Anna, Andy, and Brigid Leahy (with Benji)

This history began showing up in my writing in graduate school, first in a poem about his military work and in a fragmented story. When I held the first copy of my poetry book my hand five years ago, I opened it and found this history. Sven Birkerts, in The Art of Time in Memoir, “Memoir begins not with event but with the intuition of meaning—with the mysterious fact that life can sometimes step free from the chaos of contingency and become story.” For me, an intuition about connections—my father’s death and Chernobyl, for instance—began to gnaw at me. Birkerts asserts that, for him, part of the draw to memoir came with age:

A curious thing happened to me personally and as a writer when I entered my late forties, that time zone I reluctantly acknowledge as marking the onset of middle age. Quite suddenly, at least in retrospect, my relation to my own past changed. […] It was as if that past, especially the events and feelings of my younger years, had taken a half step back, had overnight, following no effort on my part, arranged  themselves into a perspective. No, ‘perspective’ isn’t quite right, for that suggests a fixed, even static arrangement. Rather, these materials had, without their losing their animation or their savor, became available to me.

Indeed, over the last two years, I’ve paid more attention to this topic, have learned to savor my available past, and have started to think of more of my writing as memoir.

J. Robert Oppenheimer, Anna, General Leslie Groves

We’ve written a lot about nuclear history and our connections to it at Lofty Ambitions blog, including an ongoing, currently 13-part series called “In the Footsteps.” The length of blog posts—most of ours run long at about1000 words—has offered us a way to understand the possibilities and pieces in what otherwise is the large topic of the nuclear age. Blogging as an aspect of creative nonfiction has helped us address a problem that Peter Turchi raises in Maps of the Imagination. He writes the following:

Anna in Lamy, NM (train station for Manhattan Project arrivals)

If we attempt to map the world of the story before we explore it, we are likely either to (a) prematurely limit our exploration , so as to reduce the amount of material we need to consider, or (b) explore at length but, recognizing the impossibility of taking note of everything, and having no sound basis for choosing what to include, arbitrarily omit entire realms of information. The opportunities are overwhelming.

What to include and exclude and how to organize remain challenges for me as a creative nonfiction writer, especially when dealing with a cultural topic like nuclear history. We’ve all lived the nuclear age. As Susan Griffin puts it in A Chorus of Stones, “For perhaps we are like stones; our own history and the history of the world embedded in us, we hold a sorrow deep within and cannot weep until that history is sung.”

3 thoughts on “In the Footsteps (Part 13)

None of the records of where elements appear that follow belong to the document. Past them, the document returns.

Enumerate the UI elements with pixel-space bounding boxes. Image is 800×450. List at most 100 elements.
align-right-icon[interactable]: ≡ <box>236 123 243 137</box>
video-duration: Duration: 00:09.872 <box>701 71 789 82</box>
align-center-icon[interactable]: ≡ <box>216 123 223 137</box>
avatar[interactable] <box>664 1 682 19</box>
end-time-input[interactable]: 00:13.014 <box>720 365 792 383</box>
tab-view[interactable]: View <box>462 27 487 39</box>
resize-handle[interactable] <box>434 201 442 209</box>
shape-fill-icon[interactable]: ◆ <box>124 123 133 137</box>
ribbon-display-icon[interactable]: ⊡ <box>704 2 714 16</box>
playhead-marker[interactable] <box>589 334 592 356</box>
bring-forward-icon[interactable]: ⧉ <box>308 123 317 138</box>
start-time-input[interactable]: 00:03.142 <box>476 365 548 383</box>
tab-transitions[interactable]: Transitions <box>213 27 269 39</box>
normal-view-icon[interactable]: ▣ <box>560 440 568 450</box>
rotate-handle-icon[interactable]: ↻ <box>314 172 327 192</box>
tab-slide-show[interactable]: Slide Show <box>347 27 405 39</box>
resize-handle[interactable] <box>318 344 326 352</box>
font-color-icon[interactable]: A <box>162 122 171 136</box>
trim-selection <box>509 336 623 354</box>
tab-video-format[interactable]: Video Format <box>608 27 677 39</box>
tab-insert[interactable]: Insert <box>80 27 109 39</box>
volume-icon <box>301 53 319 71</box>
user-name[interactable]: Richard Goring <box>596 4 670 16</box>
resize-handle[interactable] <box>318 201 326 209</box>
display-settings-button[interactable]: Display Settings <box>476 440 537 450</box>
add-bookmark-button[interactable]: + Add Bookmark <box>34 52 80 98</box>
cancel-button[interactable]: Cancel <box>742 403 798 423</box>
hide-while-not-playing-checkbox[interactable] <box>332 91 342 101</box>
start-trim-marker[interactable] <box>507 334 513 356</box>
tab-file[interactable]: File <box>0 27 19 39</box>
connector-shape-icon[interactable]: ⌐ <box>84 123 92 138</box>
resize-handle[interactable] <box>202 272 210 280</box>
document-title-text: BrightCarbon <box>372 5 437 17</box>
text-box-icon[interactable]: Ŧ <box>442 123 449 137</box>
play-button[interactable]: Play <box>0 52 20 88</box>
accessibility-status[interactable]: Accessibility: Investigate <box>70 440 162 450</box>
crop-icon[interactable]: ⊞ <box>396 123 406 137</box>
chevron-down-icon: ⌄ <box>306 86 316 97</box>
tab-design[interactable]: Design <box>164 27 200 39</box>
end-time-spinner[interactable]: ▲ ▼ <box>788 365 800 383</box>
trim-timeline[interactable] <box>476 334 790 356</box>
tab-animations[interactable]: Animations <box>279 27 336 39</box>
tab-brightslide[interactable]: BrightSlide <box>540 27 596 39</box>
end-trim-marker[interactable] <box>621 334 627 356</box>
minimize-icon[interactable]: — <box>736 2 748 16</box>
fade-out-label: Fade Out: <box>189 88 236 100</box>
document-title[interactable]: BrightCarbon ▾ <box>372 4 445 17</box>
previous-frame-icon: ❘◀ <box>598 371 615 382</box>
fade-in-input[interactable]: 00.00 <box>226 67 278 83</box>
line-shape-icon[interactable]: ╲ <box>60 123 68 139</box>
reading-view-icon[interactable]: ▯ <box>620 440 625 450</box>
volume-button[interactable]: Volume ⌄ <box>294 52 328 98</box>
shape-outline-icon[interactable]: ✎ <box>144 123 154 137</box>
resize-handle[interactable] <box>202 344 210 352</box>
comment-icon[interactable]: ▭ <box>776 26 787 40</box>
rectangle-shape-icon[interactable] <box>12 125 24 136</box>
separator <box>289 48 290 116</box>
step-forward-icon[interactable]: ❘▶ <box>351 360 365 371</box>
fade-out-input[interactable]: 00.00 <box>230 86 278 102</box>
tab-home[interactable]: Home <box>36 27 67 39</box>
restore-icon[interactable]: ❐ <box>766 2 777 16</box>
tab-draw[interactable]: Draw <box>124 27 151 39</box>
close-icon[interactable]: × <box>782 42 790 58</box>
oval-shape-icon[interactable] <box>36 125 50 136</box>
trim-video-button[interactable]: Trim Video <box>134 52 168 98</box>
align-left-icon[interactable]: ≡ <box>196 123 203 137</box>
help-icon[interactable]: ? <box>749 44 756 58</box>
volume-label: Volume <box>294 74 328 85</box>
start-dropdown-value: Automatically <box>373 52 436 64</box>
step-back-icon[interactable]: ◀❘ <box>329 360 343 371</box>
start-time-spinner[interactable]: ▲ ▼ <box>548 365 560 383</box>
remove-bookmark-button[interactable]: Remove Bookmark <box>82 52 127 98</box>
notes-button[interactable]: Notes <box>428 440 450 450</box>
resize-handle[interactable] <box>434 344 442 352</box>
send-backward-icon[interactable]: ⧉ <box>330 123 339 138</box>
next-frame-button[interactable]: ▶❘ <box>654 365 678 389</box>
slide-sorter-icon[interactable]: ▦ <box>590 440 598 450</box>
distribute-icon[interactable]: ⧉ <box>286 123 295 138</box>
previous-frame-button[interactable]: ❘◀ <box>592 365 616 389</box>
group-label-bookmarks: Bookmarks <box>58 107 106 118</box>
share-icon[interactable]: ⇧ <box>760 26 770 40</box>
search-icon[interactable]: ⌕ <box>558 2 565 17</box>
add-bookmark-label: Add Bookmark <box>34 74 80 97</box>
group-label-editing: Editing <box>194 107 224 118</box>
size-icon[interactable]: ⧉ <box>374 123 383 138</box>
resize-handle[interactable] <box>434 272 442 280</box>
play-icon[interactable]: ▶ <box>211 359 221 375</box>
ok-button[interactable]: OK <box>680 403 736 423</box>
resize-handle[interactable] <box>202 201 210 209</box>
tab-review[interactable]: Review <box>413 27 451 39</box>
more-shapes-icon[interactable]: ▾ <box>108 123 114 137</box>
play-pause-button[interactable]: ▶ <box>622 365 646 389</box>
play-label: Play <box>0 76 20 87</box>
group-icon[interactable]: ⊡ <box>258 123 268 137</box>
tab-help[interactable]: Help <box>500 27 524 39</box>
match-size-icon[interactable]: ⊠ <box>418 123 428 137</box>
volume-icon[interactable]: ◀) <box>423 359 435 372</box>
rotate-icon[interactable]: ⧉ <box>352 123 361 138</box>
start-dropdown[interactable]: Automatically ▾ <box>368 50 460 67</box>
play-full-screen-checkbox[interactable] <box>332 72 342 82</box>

  1. Y’know, I must admit that I don’t read every one of your posts or emails. But for whatever reason I had saved this one for a couple of days and just finished reading your fascinating personal retrospective. What an amazing connection you have with the nuclear age and its progenies, Anna! And as an industrial hygienist, I would have little doubt that your Dad’s radiation exposures led to his cancer and untimely death…
    You guys are great. Glad to have met in person for a second at Knox last fall. Enjoy your workshop and Chicago!

    1. Barb–

      Thanks so much for the comments.

      It was wonderful to meet you at Homecoming. We often relate to people how, when we were checking in, we heard someone behind us say, “It’s the Space Nerds.” One of the best complements that we’ve received.